Esse foi também o ano em que um país-satélite da URSS, a Alemanha Oriental, passou a competir com delegação própria (em 1956, 1960 e 1964 houve uma única delegação alemã, reunindo atletas dos dois lados). Também os alemães-orientais haviam percebido o potencial dos "diplomatas esportivos" para sua aceitação como nação e consequente fim do isolamento internacional. O resultado foi a criação de um sistema estatal de doping que explica o sucesso excepcional dos atletas alemães-orientais.
Em 1972, em Munique, o uso político dos Jogos ganhou uma nova dimensão quando um grupo terrorista palestino tomou como reféns 11 membros da delegação de Israel. O objetivo declarado era chamar a atenção para a situação nos territórios palestinos ocupados, e o resultado foi uma tragédia. A operação de resgate da polícia alemã foi um fiasco que terminou com a morte de todos os reféns, cinco dos oito terroristas e um policial.
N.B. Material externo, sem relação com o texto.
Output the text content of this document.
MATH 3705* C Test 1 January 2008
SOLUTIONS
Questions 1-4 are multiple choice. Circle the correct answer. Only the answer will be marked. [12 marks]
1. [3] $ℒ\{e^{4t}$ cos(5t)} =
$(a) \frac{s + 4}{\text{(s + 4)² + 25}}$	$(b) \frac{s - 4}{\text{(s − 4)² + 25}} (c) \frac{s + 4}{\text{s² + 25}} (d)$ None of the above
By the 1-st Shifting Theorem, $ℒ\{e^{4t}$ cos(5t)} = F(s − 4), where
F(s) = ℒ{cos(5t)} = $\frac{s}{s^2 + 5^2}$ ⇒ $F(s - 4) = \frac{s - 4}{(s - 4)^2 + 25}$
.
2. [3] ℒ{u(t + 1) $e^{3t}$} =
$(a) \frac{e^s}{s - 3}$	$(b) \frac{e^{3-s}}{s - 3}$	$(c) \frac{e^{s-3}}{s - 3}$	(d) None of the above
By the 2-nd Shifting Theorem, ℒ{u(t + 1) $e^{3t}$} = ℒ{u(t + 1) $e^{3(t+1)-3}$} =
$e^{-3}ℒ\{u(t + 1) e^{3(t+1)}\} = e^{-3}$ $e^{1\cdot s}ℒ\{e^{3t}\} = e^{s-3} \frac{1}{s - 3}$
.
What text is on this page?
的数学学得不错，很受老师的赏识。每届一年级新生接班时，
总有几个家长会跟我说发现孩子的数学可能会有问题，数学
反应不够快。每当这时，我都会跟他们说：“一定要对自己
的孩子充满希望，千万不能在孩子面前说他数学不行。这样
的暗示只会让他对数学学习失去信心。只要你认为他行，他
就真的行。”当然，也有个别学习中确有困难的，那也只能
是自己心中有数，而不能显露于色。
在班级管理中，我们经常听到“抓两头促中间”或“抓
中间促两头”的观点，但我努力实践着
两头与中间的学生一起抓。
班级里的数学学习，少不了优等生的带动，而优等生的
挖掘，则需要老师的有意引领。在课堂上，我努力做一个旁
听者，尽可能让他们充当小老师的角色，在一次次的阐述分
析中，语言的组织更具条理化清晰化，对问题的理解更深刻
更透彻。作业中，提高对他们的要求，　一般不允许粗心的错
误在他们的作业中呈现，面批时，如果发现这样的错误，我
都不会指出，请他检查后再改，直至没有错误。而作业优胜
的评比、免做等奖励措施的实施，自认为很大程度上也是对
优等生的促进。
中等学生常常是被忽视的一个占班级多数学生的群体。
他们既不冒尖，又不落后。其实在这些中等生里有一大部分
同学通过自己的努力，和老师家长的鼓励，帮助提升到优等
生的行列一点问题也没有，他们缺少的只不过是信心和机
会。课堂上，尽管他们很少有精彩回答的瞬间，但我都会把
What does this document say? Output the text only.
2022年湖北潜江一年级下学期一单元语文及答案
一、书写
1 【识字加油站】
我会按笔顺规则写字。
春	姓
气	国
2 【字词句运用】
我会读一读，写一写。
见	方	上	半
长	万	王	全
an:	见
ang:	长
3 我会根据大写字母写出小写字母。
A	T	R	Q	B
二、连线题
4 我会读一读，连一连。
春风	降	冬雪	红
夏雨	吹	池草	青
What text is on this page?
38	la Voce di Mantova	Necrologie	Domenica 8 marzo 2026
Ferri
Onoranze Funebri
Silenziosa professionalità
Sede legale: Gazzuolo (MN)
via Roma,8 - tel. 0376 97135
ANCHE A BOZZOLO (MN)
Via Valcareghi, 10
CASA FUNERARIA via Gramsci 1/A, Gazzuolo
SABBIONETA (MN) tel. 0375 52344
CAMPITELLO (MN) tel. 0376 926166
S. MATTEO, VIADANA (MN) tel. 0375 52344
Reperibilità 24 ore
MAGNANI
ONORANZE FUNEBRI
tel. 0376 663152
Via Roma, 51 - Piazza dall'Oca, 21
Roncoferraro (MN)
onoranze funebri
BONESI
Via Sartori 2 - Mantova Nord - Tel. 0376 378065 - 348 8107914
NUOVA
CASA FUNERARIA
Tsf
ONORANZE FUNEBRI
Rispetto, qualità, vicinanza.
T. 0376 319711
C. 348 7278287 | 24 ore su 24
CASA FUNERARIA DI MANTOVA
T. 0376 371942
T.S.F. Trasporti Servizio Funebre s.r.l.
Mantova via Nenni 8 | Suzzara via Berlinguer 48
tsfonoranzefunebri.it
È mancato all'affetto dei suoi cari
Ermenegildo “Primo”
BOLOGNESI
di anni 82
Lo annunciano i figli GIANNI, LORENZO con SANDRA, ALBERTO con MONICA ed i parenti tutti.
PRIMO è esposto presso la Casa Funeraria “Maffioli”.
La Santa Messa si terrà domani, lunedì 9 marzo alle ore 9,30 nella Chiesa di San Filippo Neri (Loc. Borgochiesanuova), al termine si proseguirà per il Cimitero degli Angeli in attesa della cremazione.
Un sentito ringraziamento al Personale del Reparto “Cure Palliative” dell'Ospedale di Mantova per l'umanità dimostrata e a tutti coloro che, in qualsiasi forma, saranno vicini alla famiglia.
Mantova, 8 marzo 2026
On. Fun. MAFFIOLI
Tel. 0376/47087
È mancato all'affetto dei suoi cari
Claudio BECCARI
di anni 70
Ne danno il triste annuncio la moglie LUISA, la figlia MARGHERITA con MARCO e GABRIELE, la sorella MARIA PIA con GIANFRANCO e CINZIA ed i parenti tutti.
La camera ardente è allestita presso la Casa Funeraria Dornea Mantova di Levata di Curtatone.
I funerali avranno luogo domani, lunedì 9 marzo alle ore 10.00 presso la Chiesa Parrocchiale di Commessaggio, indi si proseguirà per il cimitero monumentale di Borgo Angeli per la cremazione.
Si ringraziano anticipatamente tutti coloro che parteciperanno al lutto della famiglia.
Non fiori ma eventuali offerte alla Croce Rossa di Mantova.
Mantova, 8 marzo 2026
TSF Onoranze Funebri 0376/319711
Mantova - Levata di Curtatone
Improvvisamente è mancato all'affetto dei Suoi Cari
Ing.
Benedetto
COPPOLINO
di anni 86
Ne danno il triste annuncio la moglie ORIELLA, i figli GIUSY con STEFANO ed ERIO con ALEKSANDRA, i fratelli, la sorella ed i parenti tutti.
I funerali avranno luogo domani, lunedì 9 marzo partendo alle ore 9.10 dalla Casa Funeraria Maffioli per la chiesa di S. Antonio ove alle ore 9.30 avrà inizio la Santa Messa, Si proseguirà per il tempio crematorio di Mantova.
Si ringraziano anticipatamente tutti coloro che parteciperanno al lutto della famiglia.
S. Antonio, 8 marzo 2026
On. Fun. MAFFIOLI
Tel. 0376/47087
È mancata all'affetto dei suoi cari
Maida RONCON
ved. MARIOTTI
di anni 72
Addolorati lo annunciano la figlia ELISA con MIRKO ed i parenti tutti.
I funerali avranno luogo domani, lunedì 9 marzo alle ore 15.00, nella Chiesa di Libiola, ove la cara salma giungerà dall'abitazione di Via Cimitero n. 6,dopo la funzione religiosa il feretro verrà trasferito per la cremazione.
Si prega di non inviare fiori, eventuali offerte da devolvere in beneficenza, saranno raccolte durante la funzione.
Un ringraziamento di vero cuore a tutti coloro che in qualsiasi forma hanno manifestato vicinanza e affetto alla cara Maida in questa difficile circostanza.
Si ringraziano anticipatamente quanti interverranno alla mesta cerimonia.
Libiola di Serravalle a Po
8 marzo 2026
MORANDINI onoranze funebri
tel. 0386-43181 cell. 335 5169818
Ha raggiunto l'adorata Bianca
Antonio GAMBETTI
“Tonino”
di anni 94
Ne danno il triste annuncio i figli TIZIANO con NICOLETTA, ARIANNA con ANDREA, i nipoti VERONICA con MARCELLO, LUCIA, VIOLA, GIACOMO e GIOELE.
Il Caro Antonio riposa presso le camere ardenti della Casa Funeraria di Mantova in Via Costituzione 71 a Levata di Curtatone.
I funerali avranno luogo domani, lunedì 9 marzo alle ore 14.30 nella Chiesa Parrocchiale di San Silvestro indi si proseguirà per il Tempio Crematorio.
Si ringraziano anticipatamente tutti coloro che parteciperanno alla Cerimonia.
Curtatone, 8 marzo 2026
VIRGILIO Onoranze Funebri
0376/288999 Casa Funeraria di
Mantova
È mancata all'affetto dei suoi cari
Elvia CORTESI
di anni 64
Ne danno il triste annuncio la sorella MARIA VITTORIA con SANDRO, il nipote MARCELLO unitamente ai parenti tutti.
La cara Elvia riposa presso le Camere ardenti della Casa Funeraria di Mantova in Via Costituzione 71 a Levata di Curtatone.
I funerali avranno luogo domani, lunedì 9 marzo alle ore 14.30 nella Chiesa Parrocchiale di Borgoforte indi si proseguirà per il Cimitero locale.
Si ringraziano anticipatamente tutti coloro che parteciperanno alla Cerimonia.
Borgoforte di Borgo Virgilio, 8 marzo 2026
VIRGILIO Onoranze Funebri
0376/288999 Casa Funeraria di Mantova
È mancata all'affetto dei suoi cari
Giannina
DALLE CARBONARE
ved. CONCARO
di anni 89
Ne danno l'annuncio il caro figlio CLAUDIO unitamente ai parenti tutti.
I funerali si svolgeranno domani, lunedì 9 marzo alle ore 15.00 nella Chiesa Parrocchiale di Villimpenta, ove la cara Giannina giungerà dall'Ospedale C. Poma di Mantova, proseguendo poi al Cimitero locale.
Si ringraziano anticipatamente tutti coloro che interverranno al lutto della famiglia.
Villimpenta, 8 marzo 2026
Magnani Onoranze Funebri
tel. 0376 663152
Em 1976, 16 países africanos boicotaram os Jogos de Montreal para protestar contra a participação da Nova Zelândia, que havia furado o boicote internacional à África do Sul ao permitir que sua seleção de rugby jogasse contra o selecionado sul-africano.
Em 1980, foi a vez de os Estados Unidos boicotarem os Jogos de Moscou em reação à intervenção da URSS no Afeganistão. Nações muçulmanas também aderiram ao boicote. Ao todo, o gesto dos EUA foi acompanhado por 41 países. O troco veio em 1984, nos Jogos de Los Angeles, quando a União Soviética e boa parte do bloco comunista ficaram de fora da competição em solo americano.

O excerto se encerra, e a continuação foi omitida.